“I felt a lump in my throat when I heard the Minister speak on the radio!” So said Mayor Noel O’Connor following the news that Mallow Town Council will be abolished at the end of its current term, as part of a countrywide shake-up of local government. The Town Council will be replaced by a municipal council covering the county, not just Mallow.

Mayor O’Connor said he was very disappointed to hear the news, as Mallow runs its affairs in a very prudent manner, and he added that the biggest fight ahead was to retain Mallow’s business rate, which is significantly lower than the Co Council rate, and is in fact the lowest town rate in Co. Cork. “Derogation is needed, and it’s not fair that the people of Mallow should have an increase in the business rate,” he said.

Cllr Jerry Mullally described the news as bad for local democracy, and he feared for the jobs of local council employees, and also for businesses which could face a rates hike. “Over 30 premises are idle in Mallow at the moment, and higher rates could result in even more closures,” he said. The councillor said that Mallow Town Council runs a tight ship and balances its books every year, and its abolition would be a big loss to the town. “There’s nothing like dealing with local people, and I’m concerned for local businesses, the council workforce, and social housing tenants who could find their rents changed,” he said.

Cllr Ronan Sheehan said that while he agreed reform was needed, it was hard to know if cutting the number of councils was a solution. He also expressed fears about the business rate, saying he couldn’t imagine the Co. Council rate reducing to Mallow’s level. “The Town Council is as efficient, if not more so, than the County Council, and it’s sad and disappointing to see it being abolished,” he said, adding that at present a business person paying €590 in rates in the town would have to pay €740 in the county. “I’m worried rates will go up,” he said.

Under Minister Phil Hogan’s plan.

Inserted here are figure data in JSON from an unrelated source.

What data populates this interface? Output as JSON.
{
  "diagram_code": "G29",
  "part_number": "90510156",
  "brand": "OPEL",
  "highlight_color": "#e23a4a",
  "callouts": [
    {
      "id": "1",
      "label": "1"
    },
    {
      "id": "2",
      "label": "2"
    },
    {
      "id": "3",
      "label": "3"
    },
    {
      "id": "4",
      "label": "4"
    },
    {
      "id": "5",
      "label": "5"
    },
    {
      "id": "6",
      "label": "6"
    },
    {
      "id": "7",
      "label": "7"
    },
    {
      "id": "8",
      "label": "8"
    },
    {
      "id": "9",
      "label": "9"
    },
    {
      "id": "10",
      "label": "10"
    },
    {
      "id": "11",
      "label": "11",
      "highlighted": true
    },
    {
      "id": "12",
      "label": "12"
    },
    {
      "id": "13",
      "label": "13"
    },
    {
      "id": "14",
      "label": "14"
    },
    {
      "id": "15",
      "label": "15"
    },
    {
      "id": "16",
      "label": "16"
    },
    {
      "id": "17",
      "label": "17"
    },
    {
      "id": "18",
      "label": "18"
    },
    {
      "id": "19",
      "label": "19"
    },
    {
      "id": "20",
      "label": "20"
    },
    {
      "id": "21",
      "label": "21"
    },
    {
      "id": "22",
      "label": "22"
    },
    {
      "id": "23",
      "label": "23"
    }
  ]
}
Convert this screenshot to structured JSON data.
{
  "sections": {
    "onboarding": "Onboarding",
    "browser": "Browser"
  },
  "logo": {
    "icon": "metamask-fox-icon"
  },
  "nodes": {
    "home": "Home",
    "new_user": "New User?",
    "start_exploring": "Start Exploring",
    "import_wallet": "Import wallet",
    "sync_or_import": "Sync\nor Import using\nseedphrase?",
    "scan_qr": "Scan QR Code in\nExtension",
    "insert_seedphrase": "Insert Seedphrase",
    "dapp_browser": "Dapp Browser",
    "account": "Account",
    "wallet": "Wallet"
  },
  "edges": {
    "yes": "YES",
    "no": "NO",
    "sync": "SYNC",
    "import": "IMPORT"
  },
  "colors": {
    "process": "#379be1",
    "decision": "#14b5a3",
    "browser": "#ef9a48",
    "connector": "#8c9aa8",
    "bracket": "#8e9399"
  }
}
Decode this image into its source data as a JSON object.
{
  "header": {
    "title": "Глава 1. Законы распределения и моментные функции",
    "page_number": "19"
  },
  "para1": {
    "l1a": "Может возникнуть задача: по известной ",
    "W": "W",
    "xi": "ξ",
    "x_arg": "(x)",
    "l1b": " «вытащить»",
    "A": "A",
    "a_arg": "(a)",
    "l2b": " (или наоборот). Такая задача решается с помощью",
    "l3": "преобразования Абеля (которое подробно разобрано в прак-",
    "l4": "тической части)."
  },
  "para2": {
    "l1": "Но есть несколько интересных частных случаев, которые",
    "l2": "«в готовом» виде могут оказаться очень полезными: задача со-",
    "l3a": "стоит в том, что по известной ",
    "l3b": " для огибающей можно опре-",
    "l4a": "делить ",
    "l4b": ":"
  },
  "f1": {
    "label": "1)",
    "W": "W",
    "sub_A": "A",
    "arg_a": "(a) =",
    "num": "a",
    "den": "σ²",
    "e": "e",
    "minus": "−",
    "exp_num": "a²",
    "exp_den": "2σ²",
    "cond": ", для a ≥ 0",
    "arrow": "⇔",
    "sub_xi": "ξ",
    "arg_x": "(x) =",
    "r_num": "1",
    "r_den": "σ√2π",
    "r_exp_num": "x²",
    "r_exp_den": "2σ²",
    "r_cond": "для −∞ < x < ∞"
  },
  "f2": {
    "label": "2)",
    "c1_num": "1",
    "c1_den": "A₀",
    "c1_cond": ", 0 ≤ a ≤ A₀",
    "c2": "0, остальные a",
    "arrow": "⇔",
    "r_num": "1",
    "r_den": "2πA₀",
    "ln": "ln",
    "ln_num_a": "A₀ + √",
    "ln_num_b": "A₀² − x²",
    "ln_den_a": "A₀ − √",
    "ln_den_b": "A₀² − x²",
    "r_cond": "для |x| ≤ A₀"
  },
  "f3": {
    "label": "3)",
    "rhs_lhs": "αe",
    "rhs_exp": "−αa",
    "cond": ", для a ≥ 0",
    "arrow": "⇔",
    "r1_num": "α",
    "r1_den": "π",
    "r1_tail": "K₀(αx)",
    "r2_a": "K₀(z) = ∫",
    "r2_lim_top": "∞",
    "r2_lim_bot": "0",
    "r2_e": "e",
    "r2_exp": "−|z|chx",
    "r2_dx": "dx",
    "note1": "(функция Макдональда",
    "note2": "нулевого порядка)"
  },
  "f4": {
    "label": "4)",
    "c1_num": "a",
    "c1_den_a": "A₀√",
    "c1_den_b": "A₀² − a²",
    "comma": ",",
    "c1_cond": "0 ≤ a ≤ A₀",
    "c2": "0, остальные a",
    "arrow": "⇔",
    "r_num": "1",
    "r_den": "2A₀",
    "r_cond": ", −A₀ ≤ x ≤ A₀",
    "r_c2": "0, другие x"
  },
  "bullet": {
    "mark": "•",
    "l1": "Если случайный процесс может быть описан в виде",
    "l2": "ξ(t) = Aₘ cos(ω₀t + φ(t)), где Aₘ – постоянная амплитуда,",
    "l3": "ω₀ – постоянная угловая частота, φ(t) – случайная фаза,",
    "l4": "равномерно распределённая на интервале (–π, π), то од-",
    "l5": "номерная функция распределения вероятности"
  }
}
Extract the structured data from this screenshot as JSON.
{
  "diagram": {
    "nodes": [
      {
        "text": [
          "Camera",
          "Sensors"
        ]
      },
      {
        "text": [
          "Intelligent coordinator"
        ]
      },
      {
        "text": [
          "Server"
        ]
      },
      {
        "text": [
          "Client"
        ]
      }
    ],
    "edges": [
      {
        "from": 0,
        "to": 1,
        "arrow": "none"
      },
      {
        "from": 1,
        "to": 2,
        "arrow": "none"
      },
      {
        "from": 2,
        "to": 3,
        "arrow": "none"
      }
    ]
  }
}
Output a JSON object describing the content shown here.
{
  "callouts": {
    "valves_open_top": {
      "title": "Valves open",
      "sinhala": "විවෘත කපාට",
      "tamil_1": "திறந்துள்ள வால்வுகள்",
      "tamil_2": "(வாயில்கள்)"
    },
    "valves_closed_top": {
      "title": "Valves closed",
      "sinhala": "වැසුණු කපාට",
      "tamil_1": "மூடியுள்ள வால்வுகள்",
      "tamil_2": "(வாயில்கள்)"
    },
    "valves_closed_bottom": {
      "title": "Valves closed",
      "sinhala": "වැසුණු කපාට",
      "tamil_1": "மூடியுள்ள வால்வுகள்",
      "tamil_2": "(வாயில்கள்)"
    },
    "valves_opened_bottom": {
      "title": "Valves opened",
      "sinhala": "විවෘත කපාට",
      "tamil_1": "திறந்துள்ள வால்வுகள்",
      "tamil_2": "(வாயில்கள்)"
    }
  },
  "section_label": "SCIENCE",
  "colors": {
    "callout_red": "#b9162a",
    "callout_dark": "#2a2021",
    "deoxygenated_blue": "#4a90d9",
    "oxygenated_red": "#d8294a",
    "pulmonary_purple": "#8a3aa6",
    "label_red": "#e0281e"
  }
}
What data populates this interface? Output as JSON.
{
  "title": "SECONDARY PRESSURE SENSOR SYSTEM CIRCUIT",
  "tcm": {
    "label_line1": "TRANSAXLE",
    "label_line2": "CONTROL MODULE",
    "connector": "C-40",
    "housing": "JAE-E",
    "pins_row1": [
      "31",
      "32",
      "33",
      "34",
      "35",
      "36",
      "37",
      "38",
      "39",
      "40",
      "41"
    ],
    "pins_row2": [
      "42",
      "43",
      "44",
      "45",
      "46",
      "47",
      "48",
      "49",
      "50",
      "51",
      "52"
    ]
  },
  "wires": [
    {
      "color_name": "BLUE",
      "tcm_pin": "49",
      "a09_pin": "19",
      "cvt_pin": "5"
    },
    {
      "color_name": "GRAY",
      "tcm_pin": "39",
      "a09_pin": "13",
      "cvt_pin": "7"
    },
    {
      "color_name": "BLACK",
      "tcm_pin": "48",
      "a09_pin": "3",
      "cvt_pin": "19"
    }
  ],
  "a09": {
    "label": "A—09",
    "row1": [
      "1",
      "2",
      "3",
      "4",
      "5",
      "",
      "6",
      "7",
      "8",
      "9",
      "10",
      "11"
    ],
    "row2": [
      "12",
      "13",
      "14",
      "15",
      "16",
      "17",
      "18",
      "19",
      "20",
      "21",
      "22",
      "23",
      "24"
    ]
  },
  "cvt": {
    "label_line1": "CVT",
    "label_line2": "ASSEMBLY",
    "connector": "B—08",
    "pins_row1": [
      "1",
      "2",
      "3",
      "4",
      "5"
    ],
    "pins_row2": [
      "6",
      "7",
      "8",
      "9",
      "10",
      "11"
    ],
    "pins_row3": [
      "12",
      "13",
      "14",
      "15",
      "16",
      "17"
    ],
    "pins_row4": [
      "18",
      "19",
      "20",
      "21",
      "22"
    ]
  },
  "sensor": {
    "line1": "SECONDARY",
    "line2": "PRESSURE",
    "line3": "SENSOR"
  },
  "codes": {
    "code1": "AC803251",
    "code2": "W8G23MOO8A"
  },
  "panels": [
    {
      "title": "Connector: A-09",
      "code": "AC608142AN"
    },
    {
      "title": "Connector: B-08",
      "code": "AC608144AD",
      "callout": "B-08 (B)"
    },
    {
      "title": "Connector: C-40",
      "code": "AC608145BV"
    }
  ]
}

Mallow will be part of a municipal district, comprising at least 5 councillors, and salary payments will be much reduced, while a special body will have to approve travel to any conference. Also councillors will lose the power to overturn planning decisions by officials, and meeting times will be changed to allow more women with children to become councillors. The new property tax will be used to fund local authorities, and in time councils will be allowed to set their own rate of tax. The new system will come into being in 2014 when the current council terms will come to an end.

Mallow Urban District was set up on April 1st 1902, and its first Chairman was J.J. Fitzgerald, who is commemorated with a monument at the end of O’Brien Street.